The greatness of Gene Pitney is unmatched. Al Kooper was at Pitney's first Brill Building audition, and called him the most talented person he'd ever seen. Not only did Pitney have an incredible voice, he was as good as any songwriter in America or England. He of course wrote many of his own great hits like "Love My Life Away" and "Hello Mary Lou." But you may not know that he also wrote the incredible "He's A Rebel" by the Chiffons, and "Rubber Ball" by Bobby Vee.

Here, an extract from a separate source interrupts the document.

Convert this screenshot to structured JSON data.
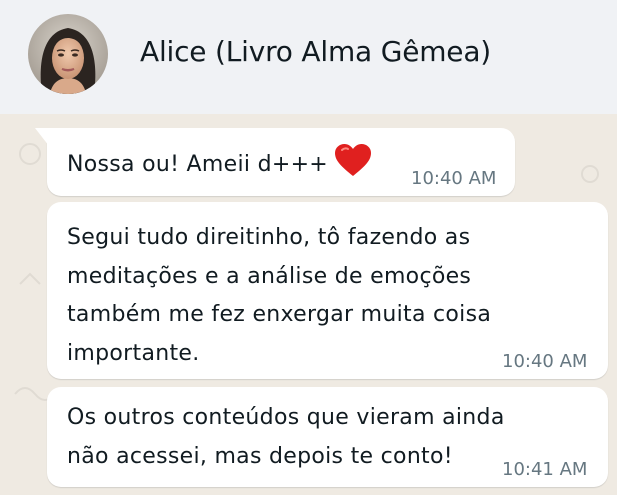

His covers were unbelieveablly great. No one did more justice to a Burt Bacharach rocker. "24 Hours to Tulsa" and "Liberty Valence" are as solid in the Bacharach pocket as anything by Dionne Warwick.

The great tragedy is that he never wound up doing any of the great songs Joe South wrote for him -- like "Down in the Boondocks" and "I Knew You When -- which were demoed by somewhat sound-alike Billy Joe Royal, and later released as Royal singles. Imagine what Pitney could have done with those!

What a giant. What a genius. What a waste that album makers in his heyday packed their product with filler, so that his considerable LP output is fairly undistinguished. But those hits! Phew. "Yesterday's Hero!" Or how about "I'm Gonna Be Strong," with that incredible build... and that chill-inducing last note. Oh-oh-oh -- "I Must be Seeing Things" -- Pitney's Al Kooper original. What a hook! I'm so sad it's all passed...
posted by Faze at 11:23 AM on April 5, 2006


Only love can break a heart, only love can mend it again.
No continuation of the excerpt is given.